You know what this diet is like?  It's an encouragement.  All other diets will tell you to do the three things I just said (plan, prepare, consume the right foods).  BUT, they don't all have these encouraging results.  I'll tell you what ... being surrounded by grilled cheeseburgers, brats, hotdogs and all sorts of yummy cookout treats every day Friday - Monday ... normally, I would have caved by, at best, Sunday.  And caved in a BIG way (eating a BUNCH of stuff).  If I fall, I fall HARD.  But, I didn't.  Why?  There were 2 lights at the end of that denial tunnel.  One, is that this phase changes by November 21 (at the latest).  And the second light is the biggest ... the scale.  I want to stick with the plan (which is really satisfying) to see the scale go down as much as possible in Phase 2 (the only weight-reducing phase).  I'm on a mission.  Which, obviously, I have chosen to accept.  But, the difference is, with all of those other weight-loss programs (or made up programs), the scale doesn't move.  For example, I unearthed a spreadsheet I had made in 2005 when I was doing WW, showing my progress.  I started in January.  By AUGUST, I had lost 12 pounds.  Now, I was really trying for a while.  But, what I saw was a major see saw.  Planning was hard, the food wasn't real (SMART ones and other pre-packaged foods are easy but NOT satisfying to me) and the weight was slow going.  Nothing kills my motivation like working hard and seeing little to no benefit.

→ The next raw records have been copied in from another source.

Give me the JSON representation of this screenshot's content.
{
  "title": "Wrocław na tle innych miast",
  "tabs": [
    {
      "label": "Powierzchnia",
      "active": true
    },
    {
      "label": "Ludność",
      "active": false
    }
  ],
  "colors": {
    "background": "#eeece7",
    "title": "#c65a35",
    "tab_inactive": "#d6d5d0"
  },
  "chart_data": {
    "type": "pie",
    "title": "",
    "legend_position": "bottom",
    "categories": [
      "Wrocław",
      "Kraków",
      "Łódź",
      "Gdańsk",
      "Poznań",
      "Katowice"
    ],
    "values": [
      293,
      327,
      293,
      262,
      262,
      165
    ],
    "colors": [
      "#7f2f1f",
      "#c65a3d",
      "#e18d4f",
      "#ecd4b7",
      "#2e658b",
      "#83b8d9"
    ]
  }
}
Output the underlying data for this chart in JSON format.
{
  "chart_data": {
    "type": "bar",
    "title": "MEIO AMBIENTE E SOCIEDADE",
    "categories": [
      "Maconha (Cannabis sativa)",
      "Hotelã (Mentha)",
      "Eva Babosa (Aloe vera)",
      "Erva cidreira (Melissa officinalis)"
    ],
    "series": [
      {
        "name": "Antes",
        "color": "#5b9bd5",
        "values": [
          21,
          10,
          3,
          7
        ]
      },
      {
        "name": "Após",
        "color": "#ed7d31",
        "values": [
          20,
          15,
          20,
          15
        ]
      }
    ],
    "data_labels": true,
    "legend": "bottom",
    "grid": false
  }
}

So, that's it.  I have 1.7 pounds to go until I hit 25 pounds off (next milestone ... hopefully hit by Friday when I see my Dad for the first time since starting this ... I wonder if he'll notice?), 2.2 pounds to go until I'm in a new decade (another milestone I hope to hit by Friday) and 3.1 pounds to surpass my lowest weight I've been at since August 2005 (milestone #3, I hope to hit by Sunday).  Those are do-able goals.  I'll check in to be transparent about how they are going.

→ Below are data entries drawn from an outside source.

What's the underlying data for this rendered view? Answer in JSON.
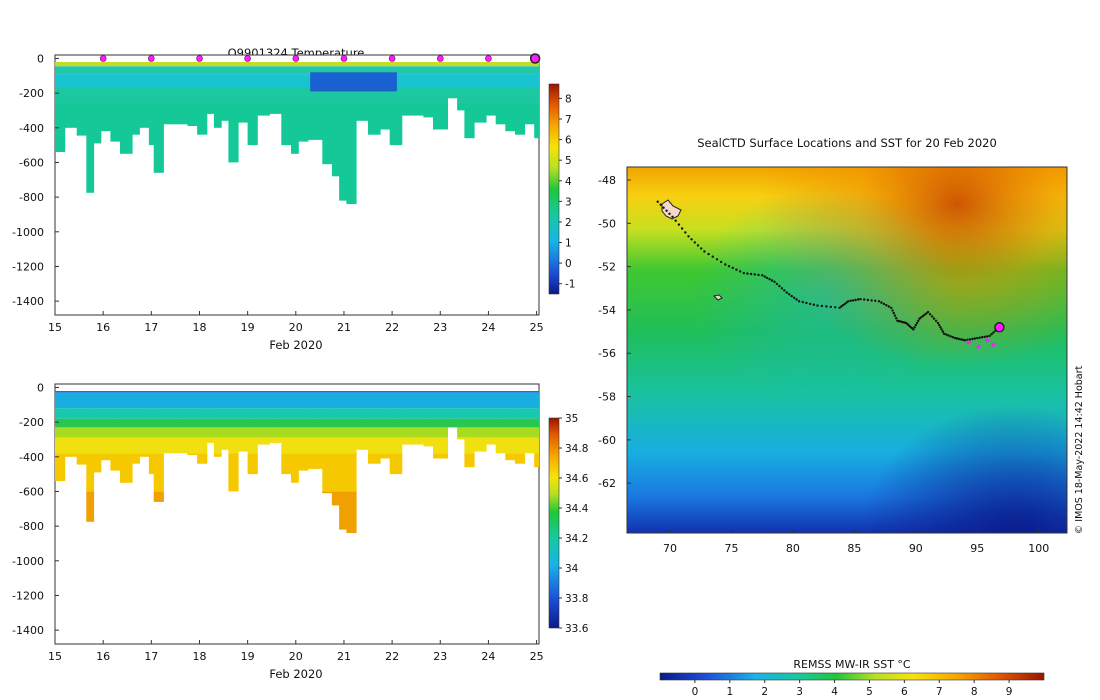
{
  "chart_data": [
    {
      "type": "heatmap",
      "title": "Q9901324  Temperature",
      "xlabel": "Feb 2020",
      "ylabel": "",
      "xlim": [
        15,
        25.05
      ],
      "ylim": [
        -1480,
        20
      ],
      "x_ticks": [
        "15",
        "16",
        "17",
        "18",
        "19",
        "20",
        "21",
        "22",
        "23",
        "24",
        "25"
      ],
      "y_ticks": [
        "0",
        "-200",
        "-400",
        "-600",
        "-800",
        "-1000",
        "-1200",
        "-1400"
      ],
      "colorbar": {
        "min": -1.5,
        "max": 8.7,
        "ticks": [
          "-1",
          "0",
          "1",
          "2",
          "3",
          "4",
          "5",
          "6",
          "7",
          "8"
        ]
      },
      "surface_markers_day": [
        16,
        17,
        18,
        19,
        20,
        21,
        22,
        23,
        24
      ],
      "profiles": [
        {
          "day": 15.0,
          "max_depth": 540
        },
        {
          "day": 15.2,
          "max_depth": 400
        },
        {
          "day": 15.45,
          "max_depth": 445
        },
        {
          "day": 15.65,
          "max_depth": 775
        },
        {
          "day": 15.8,
          "max_depth": 490
        },
        {
          "day": 15.95,
          "max_depth": 420
        },
        {
          "day": 16.15,
          "max_depth": 480
        },
        {
          "day": 16.35,
          "max_depth": 550
        },
        {
          "day": 16.6,
          "max_depth": 440
        },
        {
          "day": 16.75,
          "max_depth": 400
        },
        {
          "day": 16.95,
          "max_depth": 500
        },
        {
          "day": 17.05,
          "max_depth": 660
        },
        {
          "day": 17.25,
          "max_depth": 380
        },
        {
          "day": 17.5,
          "max_depth": 380
        },
        {
          "day": 17.75,
          "max_depth": 390
        },
        {
          "day": 17.95,
          "max_depth": 440
        },
        {
          "day": 18.15,
          "max_depth": 320
        },
        {
          "day": 18.3,
          "max_depth": 400
        },
        {
          "day": 18.45,
          "max_depth": 360
        },
        {
          "day": 18.6,
          "max_depth": 600
        },
        {
          "day": 18.8,
          "max_depth": 370
        },
        {
          "day": 19.0,
          "max_depth": 500
        },
        {
          "day": 19.2,
          "max_depth": 330
        },
        {
          "day": 19.45,
          "max_depth": 320
        },
        {
          "day": 19.7,
          "max_depth": 500
        },
        {
          "day": 19.9,
          "max_depth": 550
        },
        {
          "day": 20.05,
          "max_depth": 480
        },
        {
          "day": 20.25,
          "max_depth": 470
        },
        {
          "day": 20.55,
          "max_depth": 610
        },
        {
          "day": 20.75,
          "max_depth": 680
        },
        {
          "day": 20.9,
          "max_depth": 820
        },
        {
          "day": 21.05,
          "max_depth": 840
        },
        {
          "day": 21.25,
          "max_depth": 360
        },
        {
          "day": 21.5,
          "max_depth": 440
        },
        {
          "day": 21.75,
          "max_depth": 410
        },
        {
          "day": 21.95,
          "max_depth": 500
        },
        {
          "day": 22.2,
          "max_depth": 330
        },
        {
          "day": 22.45,
          "max_depth": 330
        },
        {
          "day": 22.65,
          "max_depth": 340
        },
        {
          "day": 22.85,
          "max_depth": 410
        },
        {
          "day": 23.15,
          "max_depth": 230
        },
        {
          "day": 23.35,
          "max_depth": 300
        },
        {
          "day": 23.5,
          "max_depth": 460
        },
        {
          "day": 23.7,
          "max_depth": 370
        },
        {
          "day": 23.95,
          "max_depth": 330
        },
        {
          "day": 24.15,
          "max_depth": 380
        },
        {
          "day": 24.35,
          "max_depth": 420
        },
        {
          "day": 24.55,
          "max_depth": 440
        },
        {
          "day": 24.75,
          "max_depth": 380
        },
        {
          "day": 24.95,
          "max_depth": 460
        }
      ]
    },
    {
      "type": "heatmap",
      "title": "",
      "xlabel": "Feb 2020",
      "ylabel": "",
      "xlim": [
        15,
        25.05
      ],
      "ylim": [
        -1480,
        20
      ],
      "x_ticks": [
        "15",
        "16",
        "17",
        "18",
        "19",
        "20",
        "21",
        "22",
        "23",
        "24",
        "25"
      ],
      "y_ticks": [
        "0",
        "-200",
        "-400",
        "-600",
        "-800",
        "-1000",
        "-1200",
        "-1400"
      ],
      "colorbar": {
        "min": 33.6,
        "max": 35.0,
        "ticks": [
          "33.6",
          "33.8",
          "34",
          "34.2",
          "34.4",
          "34.6",
          "34.8",
          "35"
        ]
      },
      "variable": "salinity"
    },
    {
      "type": "heatmap",
      "title": "SealCTD Surface Locations and SST for 20 Feb 2020",
      "xlabel": "",
      "ylabel": "",
      "xlim": [
        66.5,
        102.3
      ],
      "ylim": [
        -64.3,
        -47.4
      ],
      "x_ticks": [
        "70",
        "75",
        "80",
        "85",
        "90",
        "95",
        "100"
      ],
      "y_ticks": [
        "-48",
        "-50",
        "-52",
        "-54",
        "-56",
        "-58",
        "-60",
        "-62"
      ],
      "colorbar": {
        "label": "REMSS MW-IR SST °C",
        "min": -1,
        "max": 10,
        "ticks": [
          "0",
          "1",
          "2",
          "3",
          "4",
          "5",
          "6",
          "7",
          "8",
          "9"
        ]
      },
      "track": [
        {
          "lon": 69.0,
          "lat": -49.0
        },
        {
          "lon": 70.2,
          "lat": -49.7
        },
        {
          "lon": 71.5,
          "lat": -50.6
        },
        {
          "lon": 72.8,
          "lat": -51.3
        },
        {
          "lon": 74.5,
          "lat": -51.9
        },
        {
          "lon": 76.0,
          "lat": -52.3
        },
        {
          "lon": 77.5,
          "lat": -52.4
        },
        {
          "lon": 78.5,
          "lat": -52.7
        },
        {
          "lon": 79.5,
          "lat": -53.2
        },
        {
          "lon": 80.5,
          "lat": -53.6
        },
        {
          "lon": 82.0,
          "lat": -53.8
        },
        {
          "lon": 83.8,
          "lat": -53.9
        },
        {
          "lon": 84.5,
          "lat": -53.6
        },
        {
          "lon": 85.5,
          "lat": -53.5
        },
        {
          "lon": 87.0,
          "lat": -53.6
        },
        {
          "lon": 88.0,
          "lat": -53.9
        },
        {
          "lon": 88.5,
          "lat": -54.5
        },
        {
          "lon": 89.2,
          "lat": -54.6
        },
        {
          "lon": 89.8,
          "lat": -54.9
        },
        {
          "lon": 90.3,
          "lat": -54.4
        },
        {
          "lon": 91.0,
          "lat": -54.1
        },
        {
          "lon": 91.8,
          "lat": -54.6
        },
        {
          "lon": 92.3,
          "lat": -55.1
        },
        {
          "lon": 93.2,
          "lat": -55.3
        },
        {
          "lon": 94.0,
          "lat": -55.4
        },
        {
          "lon": 95.0,
          "lat": -55.3
        },
        {
          "lon": 96.0,
          "lat": -55.2
        },
        {
          "lon": 96.8,
          "lat": -54.8
        }
      ],
      "current_location": {
        "lon": 96.8,
        "lat": -54.8
      }
    }
  ],
  "credit": "© IMOS 18-May-2022 14:42 Hobart"
}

Oh, the last thing.  I had two of my friend's husbands and one of my friend's daughters say that they can see a difference in me.  All three of them know I'm doing this, but it's still pleasing!  I'm not showing the tell tale signs of losing weight (droopy skin that you'd expect with almost 25 pounds off), but I am smaller.  I can't wait to measure myself in the middle of the month to see what inches have come off.  Woo-hoo!

Again I'll say it ... thank you, Lord, for leading me to the HCG diet, and giving me the strength to make it through, joyfully!